Piangi, che ben hai donde, Italia mia,

le genti a vincer nata

e nella fausta sorte e nella ria.
— All'Italia, verses 18-2

Starting from the fourth stanza, Leopardi recalls the ancient times, when many people were willing to fight to the death for their homeland. He cites the young Spartans who fell at Thermopylae to stop the Persian invaders:

Beatissimi voi,
ch'offriste il petto a le nemiche lance
per amor di costei ch’al sol vi diede
— All'Italia, verses 85-87

The poem is heavily inspired by the surging Italian patriotism against the newly established Conservative Order.

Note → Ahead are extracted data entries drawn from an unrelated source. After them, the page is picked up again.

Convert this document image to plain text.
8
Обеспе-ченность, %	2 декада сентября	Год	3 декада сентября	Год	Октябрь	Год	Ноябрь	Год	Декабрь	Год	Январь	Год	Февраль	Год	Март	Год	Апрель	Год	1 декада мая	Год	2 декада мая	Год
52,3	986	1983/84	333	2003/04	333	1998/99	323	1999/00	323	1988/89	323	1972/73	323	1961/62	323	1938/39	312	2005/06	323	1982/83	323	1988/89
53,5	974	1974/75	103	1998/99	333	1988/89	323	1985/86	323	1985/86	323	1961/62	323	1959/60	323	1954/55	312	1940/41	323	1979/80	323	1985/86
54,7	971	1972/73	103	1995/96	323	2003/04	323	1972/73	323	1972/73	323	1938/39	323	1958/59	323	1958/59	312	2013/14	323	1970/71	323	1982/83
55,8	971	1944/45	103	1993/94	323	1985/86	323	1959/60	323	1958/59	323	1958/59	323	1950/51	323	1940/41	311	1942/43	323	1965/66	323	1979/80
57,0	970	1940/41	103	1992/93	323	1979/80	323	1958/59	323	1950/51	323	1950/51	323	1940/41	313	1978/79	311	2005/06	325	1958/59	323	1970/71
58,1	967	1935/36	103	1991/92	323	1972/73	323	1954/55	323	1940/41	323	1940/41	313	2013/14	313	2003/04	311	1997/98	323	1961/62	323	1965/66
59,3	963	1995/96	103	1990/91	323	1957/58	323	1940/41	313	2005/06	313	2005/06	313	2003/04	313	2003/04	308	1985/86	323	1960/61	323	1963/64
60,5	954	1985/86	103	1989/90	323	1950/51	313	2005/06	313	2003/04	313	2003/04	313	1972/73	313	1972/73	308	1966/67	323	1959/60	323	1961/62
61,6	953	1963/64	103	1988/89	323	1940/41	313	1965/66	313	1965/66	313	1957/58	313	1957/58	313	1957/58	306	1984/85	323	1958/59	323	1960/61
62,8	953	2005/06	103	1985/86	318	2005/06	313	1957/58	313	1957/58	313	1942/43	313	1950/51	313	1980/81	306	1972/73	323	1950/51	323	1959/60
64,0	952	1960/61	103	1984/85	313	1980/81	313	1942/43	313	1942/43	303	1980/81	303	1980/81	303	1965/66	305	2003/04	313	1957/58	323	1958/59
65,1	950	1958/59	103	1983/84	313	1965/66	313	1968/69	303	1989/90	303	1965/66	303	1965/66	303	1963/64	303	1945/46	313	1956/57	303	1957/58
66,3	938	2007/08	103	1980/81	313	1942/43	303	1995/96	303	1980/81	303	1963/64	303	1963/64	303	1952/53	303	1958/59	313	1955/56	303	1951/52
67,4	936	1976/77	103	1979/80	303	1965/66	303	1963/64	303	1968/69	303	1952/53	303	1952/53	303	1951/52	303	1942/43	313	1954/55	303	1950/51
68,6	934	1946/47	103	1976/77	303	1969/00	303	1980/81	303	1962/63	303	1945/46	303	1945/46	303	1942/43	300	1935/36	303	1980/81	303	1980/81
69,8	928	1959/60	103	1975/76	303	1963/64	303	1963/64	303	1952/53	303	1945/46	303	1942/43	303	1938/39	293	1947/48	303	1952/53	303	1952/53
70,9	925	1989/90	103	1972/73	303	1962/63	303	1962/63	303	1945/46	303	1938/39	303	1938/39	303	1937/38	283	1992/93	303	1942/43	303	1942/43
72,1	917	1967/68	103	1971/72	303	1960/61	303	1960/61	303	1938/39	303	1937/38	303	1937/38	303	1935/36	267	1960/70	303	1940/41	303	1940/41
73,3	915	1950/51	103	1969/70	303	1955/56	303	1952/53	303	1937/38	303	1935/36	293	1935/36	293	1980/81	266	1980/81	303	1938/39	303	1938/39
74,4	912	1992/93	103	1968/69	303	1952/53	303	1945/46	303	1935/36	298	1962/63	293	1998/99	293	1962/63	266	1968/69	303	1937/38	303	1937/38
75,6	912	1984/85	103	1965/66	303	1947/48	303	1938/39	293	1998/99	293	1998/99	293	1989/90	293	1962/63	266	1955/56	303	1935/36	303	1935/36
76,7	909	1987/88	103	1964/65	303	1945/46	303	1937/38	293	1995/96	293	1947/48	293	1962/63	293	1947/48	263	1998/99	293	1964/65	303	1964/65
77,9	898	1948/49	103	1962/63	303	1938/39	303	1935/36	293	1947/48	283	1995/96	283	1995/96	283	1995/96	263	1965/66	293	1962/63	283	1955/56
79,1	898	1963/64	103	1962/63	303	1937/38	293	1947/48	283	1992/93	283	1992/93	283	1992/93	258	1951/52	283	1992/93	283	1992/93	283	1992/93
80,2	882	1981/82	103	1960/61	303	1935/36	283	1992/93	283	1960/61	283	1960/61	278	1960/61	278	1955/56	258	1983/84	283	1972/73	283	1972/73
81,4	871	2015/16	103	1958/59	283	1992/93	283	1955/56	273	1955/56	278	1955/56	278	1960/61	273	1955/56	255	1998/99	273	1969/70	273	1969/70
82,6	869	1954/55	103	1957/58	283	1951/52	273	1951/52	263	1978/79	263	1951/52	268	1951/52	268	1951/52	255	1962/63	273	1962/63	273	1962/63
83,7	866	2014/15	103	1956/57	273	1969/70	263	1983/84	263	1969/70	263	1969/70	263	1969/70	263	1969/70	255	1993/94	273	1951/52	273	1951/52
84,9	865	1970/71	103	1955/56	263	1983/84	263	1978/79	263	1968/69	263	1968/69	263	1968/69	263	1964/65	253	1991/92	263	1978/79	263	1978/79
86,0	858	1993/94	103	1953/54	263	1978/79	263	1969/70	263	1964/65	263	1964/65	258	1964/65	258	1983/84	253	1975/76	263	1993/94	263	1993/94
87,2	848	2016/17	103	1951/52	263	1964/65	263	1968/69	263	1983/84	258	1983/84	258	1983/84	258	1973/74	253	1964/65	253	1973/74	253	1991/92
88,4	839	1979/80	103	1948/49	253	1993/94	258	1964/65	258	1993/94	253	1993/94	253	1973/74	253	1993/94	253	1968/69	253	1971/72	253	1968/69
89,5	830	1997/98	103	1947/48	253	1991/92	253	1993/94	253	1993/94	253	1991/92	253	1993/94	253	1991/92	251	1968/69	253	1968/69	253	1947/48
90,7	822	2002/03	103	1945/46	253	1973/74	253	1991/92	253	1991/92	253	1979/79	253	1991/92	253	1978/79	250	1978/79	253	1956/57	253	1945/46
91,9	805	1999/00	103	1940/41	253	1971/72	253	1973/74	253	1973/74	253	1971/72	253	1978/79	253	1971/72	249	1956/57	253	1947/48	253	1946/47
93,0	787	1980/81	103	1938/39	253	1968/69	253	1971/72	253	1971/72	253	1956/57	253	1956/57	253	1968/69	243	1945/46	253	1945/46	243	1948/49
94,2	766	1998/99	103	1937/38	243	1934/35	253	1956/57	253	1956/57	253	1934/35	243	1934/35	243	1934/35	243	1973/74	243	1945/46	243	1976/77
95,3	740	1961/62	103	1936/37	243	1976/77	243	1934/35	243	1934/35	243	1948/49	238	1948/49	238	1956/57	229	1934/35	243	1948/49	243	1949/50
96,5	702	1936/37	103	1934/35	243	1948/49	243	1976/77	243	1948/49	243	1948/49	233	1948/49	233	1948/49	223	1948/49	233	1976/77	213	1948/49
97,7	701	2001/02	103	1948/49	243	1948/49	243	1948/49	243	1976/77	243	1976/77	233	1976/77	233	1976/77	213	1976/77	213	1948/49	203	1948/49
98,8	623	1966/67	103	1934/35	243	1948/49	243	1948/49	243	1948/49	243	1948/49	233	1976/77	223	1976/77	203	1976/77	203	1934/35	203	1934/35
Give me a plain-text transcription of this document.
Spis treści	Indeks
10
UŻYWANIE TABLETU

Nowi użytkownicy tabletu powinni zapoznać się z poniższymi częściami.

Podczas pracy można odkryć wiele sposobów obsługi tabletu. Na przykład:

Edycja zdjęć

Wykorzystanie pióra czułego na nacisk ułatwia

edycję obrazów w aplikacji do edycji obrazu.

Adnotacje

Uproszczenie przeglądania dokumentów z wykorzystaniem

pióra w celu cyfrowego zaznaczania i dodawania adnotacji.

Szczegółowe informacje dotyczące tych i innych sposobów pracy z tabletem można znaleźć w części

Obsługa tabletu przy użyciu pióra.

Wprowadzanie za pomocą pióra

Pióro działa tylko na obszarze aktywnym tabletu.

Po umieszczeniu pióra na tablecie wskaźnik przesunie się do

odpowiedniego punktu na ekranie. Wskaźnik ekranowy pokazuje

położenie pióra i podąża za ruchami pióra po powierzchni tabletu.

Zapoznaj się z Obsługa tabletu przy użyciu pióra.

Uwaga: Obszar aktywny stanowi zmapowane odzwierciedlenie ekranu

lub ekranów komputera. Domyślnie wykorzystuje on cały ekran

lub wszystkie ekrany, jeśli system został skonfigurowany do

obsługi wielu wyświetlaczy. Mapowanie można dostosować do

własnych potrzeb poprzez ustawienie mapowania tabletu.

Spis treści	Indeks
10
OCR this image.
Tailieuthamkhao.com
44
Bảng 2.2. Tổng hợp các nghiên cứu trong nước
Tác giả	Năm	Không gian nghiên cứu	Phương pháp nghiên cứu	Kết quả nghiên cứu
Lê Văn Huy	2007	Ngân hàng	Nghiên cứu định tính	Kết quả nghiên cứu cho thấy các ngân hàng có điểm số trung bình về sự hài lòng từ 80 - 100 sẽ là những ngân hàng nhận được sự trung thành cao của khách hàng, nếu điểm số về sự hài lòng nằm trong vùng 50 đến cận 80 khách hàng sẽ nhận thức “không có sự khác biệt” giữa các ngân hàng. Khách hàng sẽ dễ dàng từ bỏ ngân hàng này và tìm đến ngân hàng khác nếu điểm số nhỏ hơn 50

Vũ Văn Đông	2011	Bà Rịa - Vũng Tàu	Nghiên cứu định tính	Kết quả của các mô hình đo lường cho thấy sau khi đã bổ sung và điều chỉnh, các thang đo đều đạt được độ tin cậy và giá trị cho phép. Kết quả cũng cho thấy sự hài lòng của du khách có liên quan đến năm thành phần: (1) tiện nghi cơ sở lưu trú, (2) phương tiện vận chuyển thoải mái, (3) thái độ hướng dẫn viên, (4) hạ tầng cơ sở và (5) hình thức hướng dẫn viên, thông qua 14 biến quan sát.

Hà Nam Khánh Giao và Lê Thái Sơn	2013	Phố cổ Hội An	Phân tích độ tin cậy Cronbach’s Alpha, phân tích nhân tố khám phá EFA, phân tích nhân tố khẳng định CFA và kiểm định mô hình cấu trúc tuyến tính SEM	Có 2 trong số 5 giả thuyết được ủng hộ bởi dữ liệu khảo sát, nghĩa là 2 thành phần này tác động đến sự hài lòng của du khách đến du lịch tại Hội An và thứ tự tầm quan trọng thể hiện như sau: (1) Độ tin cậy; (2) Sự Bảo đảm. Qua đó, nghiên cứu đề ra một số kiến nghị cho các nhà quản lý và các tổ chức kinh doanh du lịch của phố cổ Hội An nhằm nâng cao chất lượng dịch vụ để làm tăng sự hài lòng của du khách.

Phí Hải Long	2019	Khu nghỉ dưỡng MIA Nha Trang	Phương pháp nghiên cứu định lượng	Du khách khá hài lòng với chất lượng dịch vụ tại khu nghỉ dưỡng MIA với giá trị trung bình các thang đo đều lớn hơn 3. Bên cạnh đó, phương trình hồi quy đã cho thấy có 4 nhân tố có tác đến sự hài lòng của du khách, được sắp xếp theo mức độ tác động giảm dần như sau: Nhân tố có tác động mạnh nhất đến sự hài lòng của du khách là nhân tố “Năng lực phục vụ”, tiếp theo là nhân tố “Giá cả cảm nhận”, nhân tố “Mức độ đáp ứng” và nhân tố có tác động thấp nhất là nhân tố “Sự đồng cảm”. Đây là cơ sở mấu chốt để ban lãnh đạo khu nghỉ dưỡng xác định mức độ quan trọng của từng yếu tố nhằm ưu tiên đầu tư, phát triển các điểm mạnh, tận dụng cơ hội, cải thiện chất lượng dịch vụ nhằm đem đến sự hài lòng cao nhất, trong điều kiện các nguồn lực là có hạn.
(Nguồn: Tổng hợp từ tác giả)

Not many years later, the newborn Italian nationalism sparked the Risorgimento movement and the reunification of Italy itself, as Leopardi wished in his poem.

==Critical reception==
All'Italia was included in the Canti as the opening poem. The collection was published in 1835, shortly before the author's death in 1837. While Francesco de Sanctis devalued all of Leopardi's earliest poems and judged his first lyricism as purely rhetorical and almost childish, Giosuè Carducci retorted that it was a distinct rendition of nostalgia for lost times.